CompressionResult with compressed model and transformation data

straindesign.compression.compress_model(model, no_par_compress_reacs=set(), compression_backend='sparse_rref')[source]

Compress a metabolic model using multiple techniques.

Performs blocked reaction removal, conservation relation removal, and alternating dependent/parallel reaction lumping until no further compression is possible.

Parameters:
  • model – COBRA model to compress in-place

  • no_par_compress_reacs – Reactions exempt from parallel compression

  • compression_backend

    Compression backend to use: - ‘sparse_rref’ (default): Pure Python sparse integer RREF.

    No external dependencies beyond NumPy/SciPy.

    • ’efmtool_rref’ (legacy): Java-based EFMTool via JPype. Requires a JVM and the jpype1 package.

Returns:

Compression maps for reversing each compression step

Return type:

list of dict

straindesign.compression.compress_model_coupled(model, compression_backend='sparse_rref')[source]

Compress by lumping stoichiometrically coupled (dependent) reactions.

Identifies groups of reactions whose flux vectors are proportional in every steady state (i.e. they share a common nullspace direction) and merges each group into a single lumped reaction. Both the pure-Python and legacy Java backends perform this operation; the compression_backend controls the nullspace algorithm.

Parameters:
  • model – COBRA model to compress in-place

  • compression_backend – ‘sparse_rref’ (default, Python) or ‘efmtool_rref’ (Java legacy)

Returns:

Mapping {compressed_id: {orig_id: factor, …}}

Return type:

dict

straindesign.compression.compress_model_parallel(model, protected_rxns=set())[source]

Compress by lumping parallel reactions.

Parameters:
  • model – COBRA model to compress in-place

  • protected_rxns – Reactions exempt from parallel compression

Returns:

Mapping {compressed_id: {orig_id: factor, …}}

Return type:

dict

straindesign.compression.detect_max_precision(model) int[source]

Detect maximum decimal precision needed for model coefficients.

straindesign.compression.float_to_rational(val, max_precision: int = 6, max_denom: int = 100) fractions.Fraction[source]

Convert float to Fraction with bounded denominators.

straindesign.compression.nullspace(matrix: RationalMatrix) RationalMatrix[source]

Compute right nullspace (kernel). Returns K where matrix @ K = 0.

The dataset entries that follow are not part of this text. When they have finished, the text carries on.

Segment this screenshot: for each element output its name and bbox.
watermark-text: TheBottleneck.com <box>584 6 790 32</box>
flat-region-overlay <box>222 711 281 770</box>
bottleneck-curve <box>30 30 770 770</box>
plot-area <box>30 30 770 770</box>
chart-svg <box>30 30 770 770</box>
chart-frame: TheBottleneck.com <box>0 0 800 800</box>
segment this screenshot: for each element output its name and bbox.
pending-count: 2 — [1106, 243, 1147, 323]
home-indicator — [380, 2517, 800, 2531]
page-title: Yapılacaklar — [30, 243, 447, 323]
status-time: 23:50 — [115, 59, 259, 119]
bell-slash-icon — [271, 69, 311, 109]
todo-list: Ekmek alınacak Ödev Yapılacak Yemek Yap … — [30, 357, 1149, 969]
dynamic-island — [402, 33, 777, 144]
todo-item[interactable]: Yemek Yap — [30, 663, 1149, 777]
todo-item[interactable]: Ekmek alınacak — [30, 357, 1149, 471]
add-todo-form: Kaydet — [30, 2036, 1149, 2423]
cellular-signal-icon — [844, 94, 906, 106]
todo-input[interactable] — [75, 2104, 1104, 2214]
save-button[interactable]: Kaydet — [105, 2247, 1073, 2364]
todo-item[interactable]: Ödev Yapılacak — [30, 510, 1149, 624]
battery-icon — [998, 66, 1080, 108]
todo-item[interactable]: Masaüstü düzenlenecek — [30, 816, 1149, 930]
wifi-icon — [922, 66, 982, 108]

Uses integer RREF with column/row pre-sorting and GCD reduction. All arithmetic is Python arbitrary-precision integers — no overflow possible.

Parameters:

matrix – Input RationalMatrix

Returns:

Kernel matrix K where matrix @ K = 0

straindesign.compression.remove_blocked_reactions(model) List[source]

Remove blocked reactions (bounds == (0, 0)) from a network.

straindesign.compression.remove_conservation_relations(model) None[source]

Remove conservation relations (dependent metabolites) from a model.

This reduces the number of metabolites while maintaining the original flux space. Uses exact rational arithmetic to find linearly independent rows.

Parameters:

model – COBRA model to modify in-place

straindesign.compression.remove_dummy_bounds(model) None[source]

Replace COBRA standard bounds with +/-inf.

straindesign.compression.remove_ext_mets(model) None[source]

Remove external metabolites from ‘External_Species’ compartment.

straindesign.compression.stoichmat_coeff2float(model) None[source]

Convert stoichiometric coefficients to floats.

straindesign.compression.stoichmat_coeff2rational(model) None[source]

Convert stoichiometric coefficients to rational numbers.